Much has been written about the risks that digitisation and automation pose to Australia’s economy and to the jobs of the future; TDA need not use this submission to address them. In short, the common thread, as far as the education sector is concerned, is that workers will need certain skills to succeed in a digital environment over the course of their careers. These skills will allow them to interact and engage with new and emerging technologies, and will give workers a value-added proposition over the technologies that risk making them obsolete.
According to the World Economic Forum, workers will increasingly need transferable employability skills across the social, information processing, and cognitive domains in addition to the technical skills and the knowledge that underpins them. The OECD predicted that future economic success would be underpinned by strong mid-level technical skills. In both these cases, employers, learners, and the national economy rely on the VET sector.

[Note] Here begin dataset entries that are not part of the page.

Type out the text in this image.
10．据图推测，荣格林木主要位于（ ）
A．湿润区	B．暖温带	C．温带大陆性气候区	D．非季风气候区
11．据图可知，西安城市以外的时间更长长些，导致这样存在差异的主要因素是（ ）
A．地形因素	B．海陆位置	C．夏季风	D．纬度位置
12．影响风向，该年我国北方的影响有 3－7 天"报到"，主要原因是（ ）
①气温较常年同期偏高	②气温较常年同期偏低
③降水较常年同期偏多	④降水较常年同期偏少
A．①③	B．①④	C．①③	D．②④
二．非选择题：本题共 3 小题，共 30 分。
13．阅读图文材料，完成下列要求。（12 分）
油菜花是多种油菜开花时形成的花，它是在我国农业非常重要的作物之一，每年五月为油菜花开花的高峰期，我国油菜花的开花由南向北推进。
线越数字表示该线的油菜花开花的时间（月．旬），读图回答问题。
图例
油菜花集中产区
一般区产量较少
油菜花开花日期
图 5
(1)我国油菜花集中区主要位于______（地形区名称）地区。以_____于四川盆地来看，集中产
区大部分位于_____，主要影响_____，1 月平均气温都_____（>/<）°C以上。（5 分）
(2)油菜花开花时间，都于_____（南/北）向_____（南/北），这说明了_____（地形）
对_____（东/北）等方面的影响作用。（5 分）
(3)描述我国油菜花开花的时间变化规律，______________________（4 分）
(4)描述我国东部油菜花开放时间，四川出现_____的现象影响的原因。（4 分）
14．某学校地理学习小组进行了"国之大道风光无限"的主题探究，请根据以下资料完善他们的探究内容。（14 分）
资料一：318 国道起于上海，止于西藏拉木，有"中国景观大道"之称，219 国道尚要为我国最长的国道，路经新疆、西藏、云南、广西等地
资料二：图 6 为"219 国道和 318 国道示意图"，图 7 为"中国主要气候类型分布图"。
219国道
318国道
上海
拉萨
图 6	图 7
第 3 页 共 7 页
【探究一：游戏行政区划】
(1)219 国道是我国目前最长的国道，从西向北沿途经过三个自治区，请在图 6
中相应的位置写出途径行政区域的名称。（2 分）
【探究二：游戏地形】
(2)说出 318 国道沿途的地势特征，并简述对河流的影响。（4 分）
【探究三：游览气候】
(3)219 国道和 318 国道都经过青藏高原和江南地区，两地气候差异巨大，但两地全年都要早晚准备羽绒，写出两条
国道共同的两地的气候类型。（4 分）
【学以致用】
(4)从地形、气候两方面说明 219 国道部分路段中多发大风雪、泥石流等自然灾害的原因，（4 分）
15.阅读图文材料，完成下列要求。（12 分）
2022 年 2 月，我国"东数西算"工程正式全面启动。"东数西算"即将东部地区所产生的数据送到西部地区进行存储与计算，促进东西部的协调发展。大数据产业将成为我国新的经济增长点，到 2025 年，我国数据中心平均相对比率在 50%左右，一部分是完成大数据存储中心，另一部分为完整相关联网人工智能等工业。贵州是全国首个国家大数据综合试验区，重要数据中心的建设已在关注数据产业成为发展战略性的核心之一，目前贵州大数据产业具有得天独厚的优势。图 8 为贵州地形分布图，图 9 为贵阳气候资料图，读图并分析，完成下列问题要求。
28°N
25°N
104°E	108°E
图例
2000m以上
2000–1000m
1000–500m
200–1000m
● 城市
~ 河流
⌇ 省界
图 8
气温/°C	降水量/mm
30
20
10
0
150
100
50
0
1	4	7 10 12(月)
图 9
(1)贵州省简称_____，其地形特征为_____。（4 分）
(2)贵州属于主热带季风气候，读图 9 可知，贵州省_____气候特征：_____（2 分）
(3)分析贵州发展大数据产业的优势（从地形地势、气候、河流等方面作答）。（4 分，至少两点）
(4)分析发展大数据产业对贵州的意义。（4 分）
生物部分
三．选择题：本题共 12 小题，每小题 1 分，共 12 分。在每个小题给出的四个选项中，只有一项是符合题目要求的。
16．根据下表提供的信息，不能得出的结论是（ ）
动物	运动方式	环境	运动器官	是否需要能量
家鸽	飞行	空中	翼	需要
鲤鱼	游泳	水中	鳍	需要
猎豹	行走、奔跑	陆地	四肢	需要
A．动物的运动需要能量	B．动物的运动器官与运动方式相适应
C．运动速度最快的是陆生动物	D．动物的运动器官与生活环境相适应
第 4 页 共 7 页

TDA recognises that skill development cannot be done in isolation, and affirms a prominent role for employers and governments. Employers understand the current realities of their sectors and are well positioned to identify their sectors’ future needs; governments are able to articulate what skills are needed for their economies to grow, and for their citizens to thrive. High quality training providers must also be included in this mix, as it is they who are able to determine how those skills can be delivered and assessed most effectively. This tripartite model, already present across many jurisdictions, must be revived in Australia.
TDA speaks on behalf of our members, who train the workers of today and tomorrow with the skills that they will need to succeed in their careers of choice, and that will enable employers and employees alike to compete in an increasingly competitive global economy. TDA’s submission is premised on the fact that – now and in the future – every worker is a digital worker.